Well we solder on wondering what else is going to fall off next !
Regards Russs and Chris


----------



## pomme1 (May 19, 2005)

Russ and Chris,

Don't forget that the warranty is in addition to your statutory rights.
It is clearly not reasonable for the wheel arches to fall off a three year old vehicle, and I am sure any dealer worthy of the name would sort this out for you.

Roger


----------



## wanderer2010 (Apr 18, 2010)

This should have been sorted by swift in 2007 as there was a recall the same happend to me on a motorway it just fell off, The metal is not stainless steel and will rot that the wheel arches are attached to. If you check the database there should be something there


----------



## erneboy (Feb 8, 2007)

This problem has been well aired on here, a search should inform, Alan.


----------



## stewartwebr (May 27, 2005)

I had the same problem with my Voyager. One fell off on the motorway in France. Luckily it did not cause an accident and it did not get damaged. I stuck it back on and had it checked by Swift.

I think this has been a big problem for Swift and not really acceptable. If it's still happening, my worry is it will sooner or later cause a serious accident if they fly off on the motorway at high speed.

Stewart


----------



## Rapide561 (Oct 1, 2005)

*Van*

Russ and Chris

Are you the first owner of the motorhome? As suggested, there was a recall a while back and some work was done to wheel arches. Obviously I do not know if your van was affected or not.

I would suggest you phone/email Swift with your details and ask.

Russell


----------



## weldted (May 1, 2005)

*wheel arches*

same thing happened to me March 2008 bessy e765p. at 6 months old. Offside came right off, nearside loose, after a couple of nights of below freezing temp, not sure if that had any bearing only travel at 50-55 mph. on the way to Portugal when it happened. remove both cleaned all the brackets and roughed up the surfaces stuck them back on with sikaflex no further problems. Not really the point of a fairly new van. Swift said they were aware of some problems with the 2007 models so try contacting swift direct, but saw a brand new one at a show with the nearside arch coming loose. Try Amy in customer services.


----------



## weldted (May 1, 2005)

*wheel arches*

same thing happened to me March 2008 bessy e765p. at 6 months old.

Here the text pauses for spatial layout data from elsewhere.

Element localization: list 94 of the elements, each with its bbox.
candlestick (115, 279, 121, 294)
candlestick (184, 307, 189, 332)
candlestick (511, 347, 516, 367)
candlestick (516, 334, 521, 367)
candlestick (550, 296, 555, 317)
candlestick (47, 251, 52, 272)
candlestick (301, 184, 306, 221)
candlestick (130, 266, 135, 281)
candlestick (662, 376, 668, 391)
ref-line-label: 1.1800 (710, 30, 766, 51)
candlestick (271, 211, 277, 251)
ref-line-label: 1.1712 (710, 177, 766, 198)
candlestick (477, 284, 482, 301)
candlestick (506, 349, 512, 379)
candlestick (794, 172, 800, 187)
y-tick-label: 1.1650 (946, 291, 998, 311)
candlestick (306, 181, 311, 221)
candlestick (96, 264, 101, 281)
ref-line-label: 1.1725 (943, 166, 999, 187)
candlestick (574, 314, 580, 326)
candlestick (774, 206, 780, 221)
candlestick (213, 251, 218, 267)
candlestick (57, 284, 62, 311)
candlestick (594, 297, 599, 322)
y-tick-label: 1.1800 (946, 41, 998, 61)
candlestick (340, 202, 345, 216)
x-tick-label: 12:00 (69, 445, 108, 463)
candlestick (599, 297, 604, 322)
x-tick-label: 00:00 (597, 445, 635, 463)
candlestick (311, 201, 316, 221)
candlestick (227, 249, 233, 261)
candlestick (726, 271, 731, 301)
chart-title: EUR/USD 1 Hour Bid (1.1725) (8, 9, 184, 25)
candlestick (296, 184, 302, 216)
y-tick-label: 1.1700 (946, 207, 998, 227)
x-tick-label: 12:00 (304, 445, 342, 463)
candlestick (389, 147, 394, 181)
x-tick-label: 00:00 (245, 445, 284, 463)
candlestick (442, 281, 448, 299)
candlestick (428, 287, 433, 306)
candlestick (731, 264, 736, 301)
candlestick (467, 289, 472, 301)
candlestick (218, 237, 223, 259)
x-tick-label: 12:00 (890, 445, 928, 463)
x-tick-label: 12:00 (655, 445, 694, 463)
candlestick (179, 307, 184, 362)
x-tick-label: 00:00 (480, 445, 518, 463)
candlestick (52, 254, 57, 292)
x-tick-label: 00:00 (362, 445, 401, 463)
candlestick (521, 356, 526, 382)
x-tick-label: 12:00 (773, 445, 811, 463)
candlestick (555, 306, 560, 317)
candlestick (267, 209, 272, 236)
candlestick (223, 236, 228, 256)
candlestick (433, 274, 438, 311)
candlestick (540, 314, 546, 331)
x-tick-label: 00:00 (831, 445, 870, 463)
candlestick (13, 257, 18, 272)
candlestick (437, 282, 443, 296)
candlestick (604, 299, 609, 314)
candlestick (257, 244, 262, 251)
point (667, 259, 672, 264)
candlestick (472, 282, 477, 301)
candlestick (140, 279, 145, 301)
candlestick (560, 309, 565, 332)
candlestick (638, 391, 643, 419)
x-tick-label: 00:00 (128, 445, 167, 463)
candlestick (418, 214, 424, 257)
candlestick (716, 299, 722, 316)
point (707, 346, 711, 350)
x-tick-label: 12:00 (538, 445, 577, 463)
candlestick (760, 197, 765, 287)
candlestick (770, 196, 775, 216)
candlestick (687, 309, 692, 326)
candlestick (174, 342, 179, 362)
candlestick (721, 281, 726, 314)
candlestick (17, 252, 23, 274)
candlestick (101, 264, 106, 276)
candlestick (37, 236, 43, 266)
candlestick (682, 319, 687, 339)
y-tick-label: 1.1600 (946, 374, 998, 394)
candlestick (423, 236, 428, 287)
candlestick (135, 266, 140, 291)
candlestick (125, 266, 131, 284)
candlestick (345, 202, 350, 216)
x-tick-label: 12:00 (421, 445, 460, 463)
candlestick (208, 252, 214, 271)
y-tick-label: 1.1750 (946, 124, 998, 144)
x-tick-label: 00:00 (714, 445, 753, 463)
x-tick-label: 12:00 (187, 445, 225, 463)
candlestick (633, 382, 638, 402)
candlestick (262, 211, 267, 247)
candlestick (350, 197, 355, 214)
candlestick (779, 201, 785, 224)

Offside came right off, nearside loose, after a couple of nights of below freezing temp, not sure if that had any bearing only travel at 50-55 mph. on the way to Portugal when it happened. remove both cleaned all the brackets and roughed up the surfaces stuck them back on with sikaflex no further problems. Not really the point of a fairly new van. Swift said they were aware of some problems with the 2007 models so try contacting swift direct, but saw a brand new one at a show with the nearside arch coming loose. Try Amy in customer services.


----------



## airstream (Jan 7, 2009)

*Ours too*

Hi,
Rear wheel arches fell off our Ace in Portugal - same time we met a guy at Lidle, Alcacer do Sol who was on his way home having cut his hols short as both his had fallen off despite having the recall work completed prior to departure
As stated another well known Swift "issue"
Regards and good luck


----------